La partita numero 1503 in casa dell’intera storia romanista può essere quella decisiva per il consolidamento del quinto posto: questo il facile calcolo della vigilia, dati e calendario alla mano, col confronto dell’ultima tranche di calendario che attende sia i giallorossi che il Milan: il comune denominatore è la rilassatezza degli avversari, a prescindere dal blasone dei loro nomi. 

La nuova maglia della Roma è oggettivamente bella, nel suo policromatico fulgore e, per i romanisti nati negli anni settanta, non può non ricordare anni che coincidevano con l’inizio di un’ascesa gloriosa. 

Buona parte del primo tempo serve soltanto a ratificare lo zero a zero che più che scritto appare inciso sul tabellone; non è tanto una questione di ritmi, quanto di intasamento degli spazi e di compattezza delle linee, a cominciare dalla mediana allestita da Iachini. Grosso modo dal trentacinquesimo in poi, comincia una serie di segni di vita nelle due aree, non soltanto in quella viola.
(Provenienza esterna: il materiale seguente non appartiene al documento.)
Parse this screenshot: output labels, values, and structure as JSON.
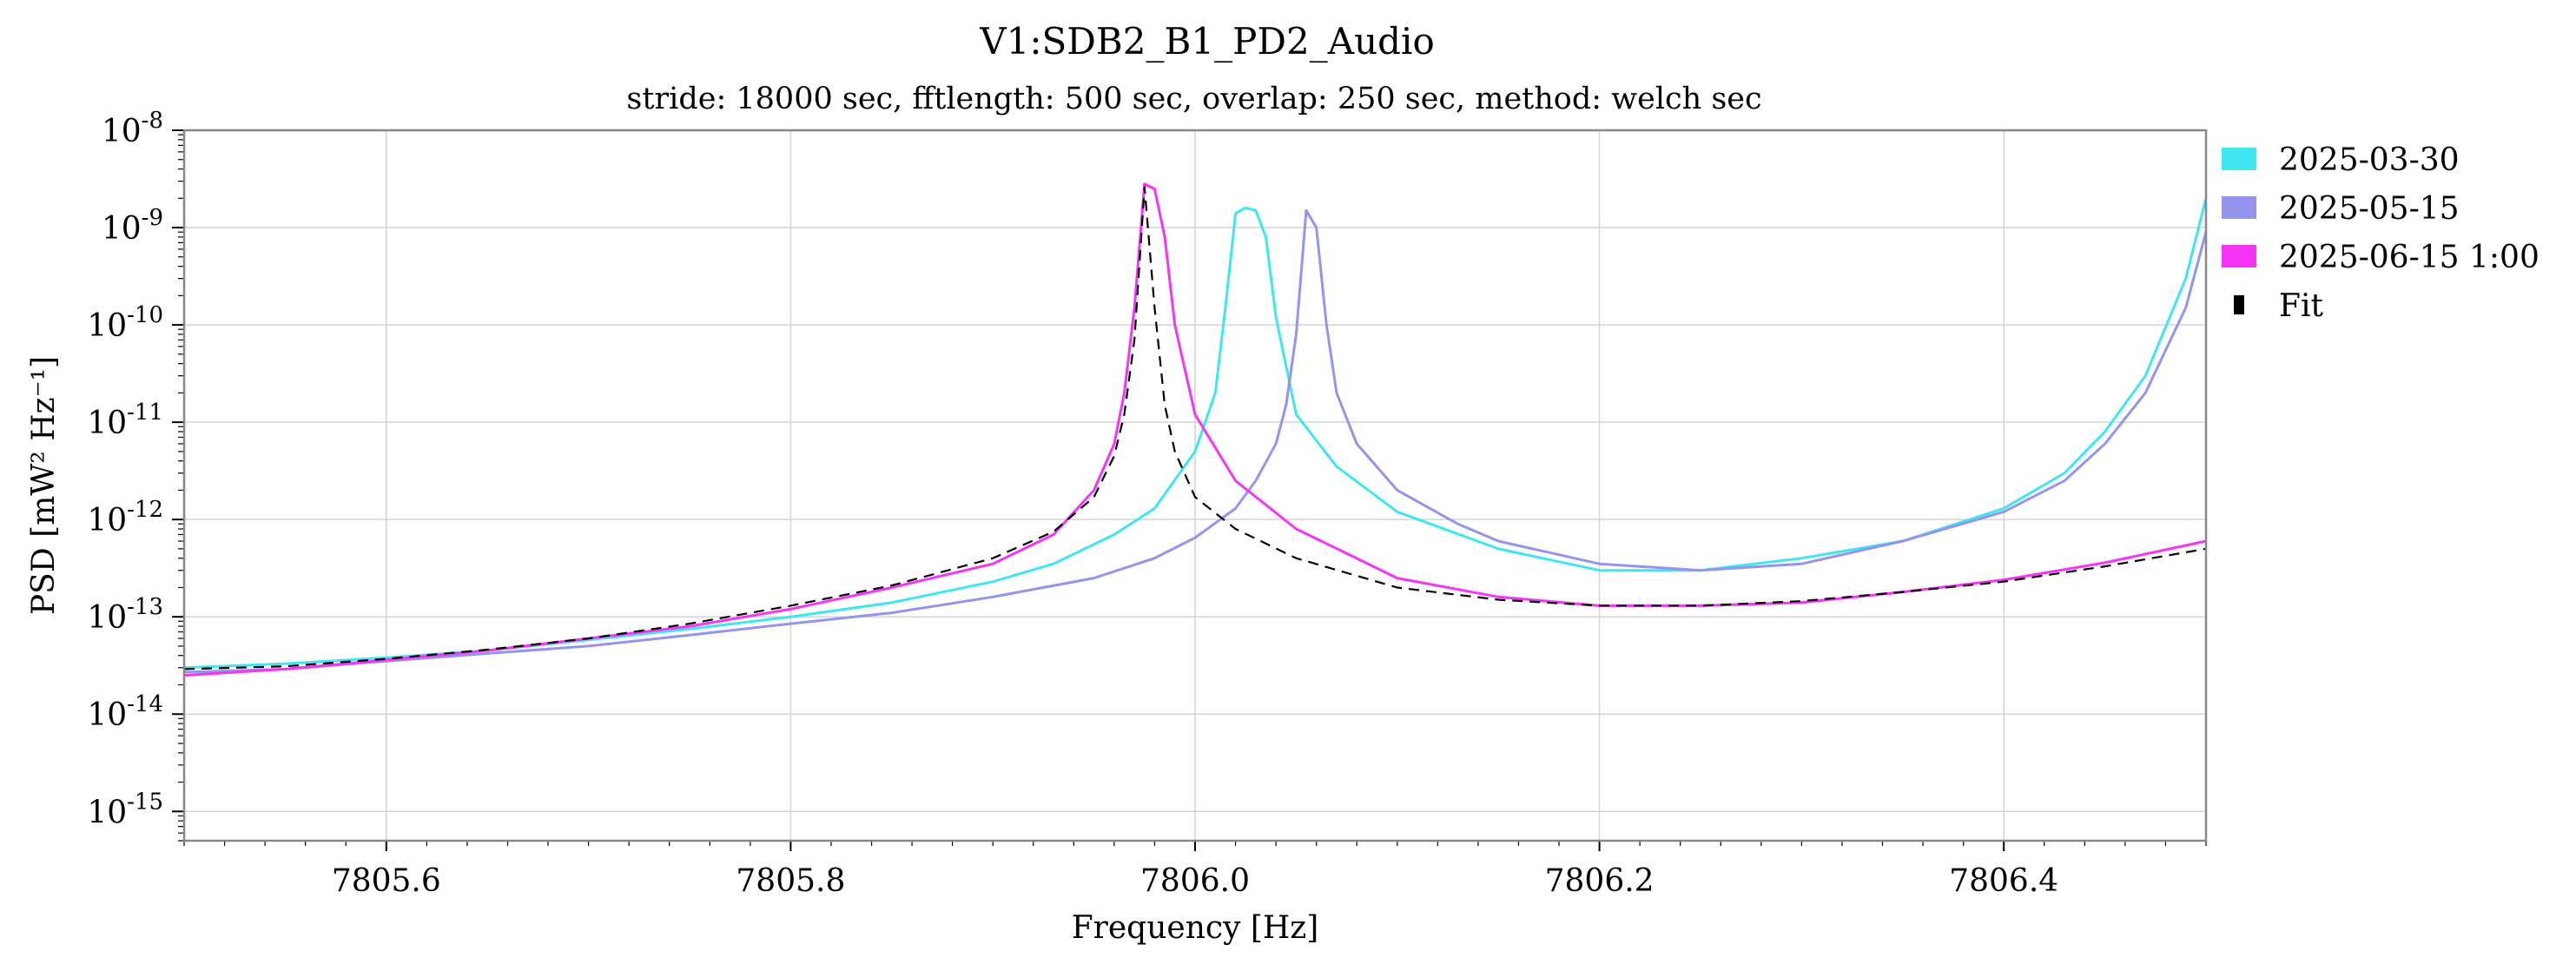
{
  "chart_data": {
    "type": "line",
    "title": "V1:SDB2_B1_PD2_Audio",
    "subtitle": "stride: 18000 sec, fftlength: 500 sec, overlap: 250 sec, method: welch sec",
    "xlabel": "Frequency [Hz]",
    "ylabel": "PSD [mW² Hz⁻¹]",
    "xlim": [
      7805.5,
      7806.5
    ],
    "ylim": [
      5e-16,
      1e-08
    ],
    "y_scale": "log",
    "grid": true,
    "legend_position": "outside-right",
    "x_ticks": [
      7805.6,
      7805.8,
      7806.0,
      7806.2,
      7806.4
    ],
    "x_tick_labels": [
      "7805.6",
      "7805.8",
      "7806.0",
      "7806.2",
      "7806.4"
    ],
    "y_ticks": [
      {
        "base": "10",
        "exp": "-8"
      },
      {
        "base": "10",
        "exp": "-9"
      },
      {
        "base": "10",
        "exp": "-10"
      },
      {
        "base": "10",
        "exp": "-11"
      },
      {
        "base": "10",
        "exp": "-12"
      },
      {
        "base": "10",
        "exp": "-13"
      },
      {
        "base": "10",
        "exp": "-14"
      },
      {
        "base": "10",
        "exp": "-15"
      }
    ],
    "series": [
      {
        "name": "2025-03-30",
        "color": "#3ee6f0",
        "style": "solid",
        "x": [
          7805.5,
          7805.55,
          7805.6,
          7805.65,
          7805.7,
          7805.75,
          7805.8,
          7805.85,
          7805.9,
          7805.93,
          7805.96,
          7805.98,
          7806.0,
          7806.01,
          7806.015,
          7806.02,
          7806.025,
          7806.03,
          7806.035,
          7806.04,
          7806.05,
          7806.07,
          7806.1,
          7806.15,
          7806.2,
          7806.25,
          7806.3,
          7806.35,
          7806.4,
          7806.43,
          7806.45,
          7806.47,
          7806.49,
          7806.5
        ],
        "y": [
          3e-14,
          3.3e-14,
          3.8e-14,
          4.5e-14,
          5.8e-14,
          7.5e-14,
          1e-13,
          1.4e-13,
          2.3e-13,
          3.5e-13,
          7e-13,
          1.3e-12,
          5e-12,
          2e-11,
          1.5e-10,
          1.4e-09,
          1.6e-09,
          1.5e-09,
          8e-10,
          1.2e-10,
          1.2e-11,
          3.5e-12,
          1.2e-12,
          5e-13,
          3e-13,
          3e-13,
          4e-13,
          6e-13,
          1.3e-12,
          3e-12,
          8e-12,
          3e-11,
          3e-10,
          2e-09
        ]
      },
      {
        "name": "2025-05-15",
        "color": "#9494ee",
        "style": "solid",
        "x": [
          7805.5,
          7805.55,
          7805.6,
          7805.65,
          7805.7,
          7805.75,
          7805.8,
          7805.85,
          7805.9,
          7805.95,
          7805.98,
          7806.0,
          7806.02,
          7806.03,
          7806.04,
          7806.045,
          7806.05,
          7806.055,
          7806.06,
          7806.065,
          7806.07,
          7806.08,
          7806.1,
          7806.13,
          7806.15,
          7806.2,
          7806.25,
          7806.3,
          7806.35,
          7806.4,
          7806.43,
          7806.45,
          7806.47,
          7806.49,
          7806.5
        ],
        "y": [
          2.7e-14,
          2.9e-14,
          3.5e-14,
          4.2e-14,
          5e-14,
          6.5e-14,
          8.5e-14,
          1.1e-13,
          1.6e-13,
          2.5e-13,
          4e-13,
          6.5e-13,
          1.3e-12,
          2.5e-12,
          6e-12,
          1.5e-11,
          8e-11,
          1.5e-09,
          1e-09,
          1e-10,
          2e-11,
          6e-12,
          2e-12,
          9e-13,
          6e-13,
          3.5e-13,
          3e-13,
          3.5e-13,
          6e-13,
          1.2e-12,
          2.5e-12,
          6e-12,
          2e-11,
          1.5e-10,
          9e-10
        ]
      },
      {
        "name": "2025-06-15 1:00",
        "color": "#f535f5",
        "style": "solid",
        "x": [
          7805.5,
          7805.55,
          7805.6,
          7805.65,
          7805.7,
          7805.75,
          7805.8,
          7805.85,
          7805.9,
          7805.93,
          7805.95,
          7805.96,
          7805.965,
          7805.97,
          7805.975,
          7805.98,
          7805.985,
          7805.99,
          7806.0,
          7806.02,
          7806.05,
          7806.1,
          7806.15,
          7806.2,
          7806.25,
          7806.3,
          7806.35,
          7806.4,
          7806.45,
          7806.5
        ],
        "y": [
          2.5e-14,
          2.9e-14,
          3.6e-14,
          4.5e-14,
          6e-14,
          8e-14,
          1.2e-13,
          2e-13,
          3.5e-13,
          7e-13,
          2e-12,
          6e-12,
          2e-11,
          1.5e-10,
          2.8e-09,
          2.5e-09,
          8e-10,
          1e-10,
          1.2e-11,
          2.5e-12,
          8e-13,
          2.5e-13,
          1.6e-13,
          1.3e-13,
          1.3e-13,
          1.4e-13,
          1.8e-13,
          2.4e-13,
          3.6e-13,
          6e-13
        ]
      },
      {
        "name": "Fit",
        "color": "#000000",
        "style": "dashed",
        "x": [
          7805.5,
          7805.55,
          7805.6,
          7805.65,
          7805.7,
          7805.75,
          7805.8,
          7805.85,
          7805.9,
          7805.93,
          7805.95,
          7805.96,
          7805.965,
          7805.97,
          7805.975,
          7805.98,
          7805.985,
          7805.99,
          7806.0,
          7806.02,
          7806.05,
          7806.1,
          7806.15,
          7806.2,
          7806.25,
          7806.3,
          7806.35,
          7806.4,
          7806.45,
          7806.5
        ],
        "y": [
          2.9e-14,
          3.1e-14,
          3.7e-14,
          4.6e-14,
          6e-14,
          8.5e-14,
          1.3e-13,
          2.1e-13,
          4e-13,
          7.5e-13,
          1.7e-12,
          4.5e-12,
          1.2e-11,
          7e-11,
          2.6e-09,
          1.5e-10,
          1.5e-11,
          5e-12,
          1.7e-12,
          8e-13,
          4e-13,
          2e-13,
          1.5e-13,
          1.3e-13,
          1.3e-13,
          1.45e-13,
          1.8e-13,
          2.3e-13,
          3.3e-13,
          5e-13
        ]
      }
    ]
  }
}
La Roma però, in virtù della maggiore cifra tecnica e dell’esistenza di precise motivazioni di classifica, porta di più il pallone dalle parti di Terracciano, fino al fallo da rigore di Lirola su Bruno Peres, che porta al vantaggio che Jordan Veretout deposita serenamente all’angolino, dal dischetto. Il primo tempo dice che la Roma ha concluso di più, ma anche che i viola hanno concluso in maniera pericolosa, una con Kouame che ha colpito un compagno, poi con il palo scheggiato da Duncan. 

Il secondo tempo la Fiorentina cerca di onorarlo come il primo, innanzitutto cercando efficacia in attacco attraverso i cambi: Vlahovic e Cutrone in luogo di Ribery e Kouame. 

Fa quasi tutto Milenkovic, all’inizio della ripresa: il gol di testa (distratto Diawara, rivedibile Pau Lopez) con uno stacco impressionante; l’impatto fortuito con le clavicola sul viso di Pellegrini, sostituito da Zaniolo. 

Però i minuti passano e, onore al merito, la Fiorentina non evidenzia per nulla quel piglio “vacanziero” che molte squadre senza obiettivi mettono in mostra nella parte finale di tante partite.

Alla Roma per portarla a casa serve l’episodio: Mkhitaryan lo aveva quasi trovato, con una finta delle sue e un tracciante rasoterra che ha baciato il palo interno. Ancora più interno quello colpito poi da Kolarov, con un’azione sugli sviluppi della quale Terracciano abbatte Dzeko: rigore. Cambia angolo Veretout, non cambia l’esito. Due a uno: molto, molto pesante per un finale di campionato da gestire ora con un cuscinetto di quattro punti che dovrebbe garantire relativa serenità. 

I giallorossi, dominanti nel possesso palla, hanno portato a casa una gara non facile, contro un’avversaria che ha disputato fino alla fine una partita vera, grazie a due rigori francamente differenti, per così dire. il secondo, visto e rivisto, alla fin fine, non appare evidente come il primo.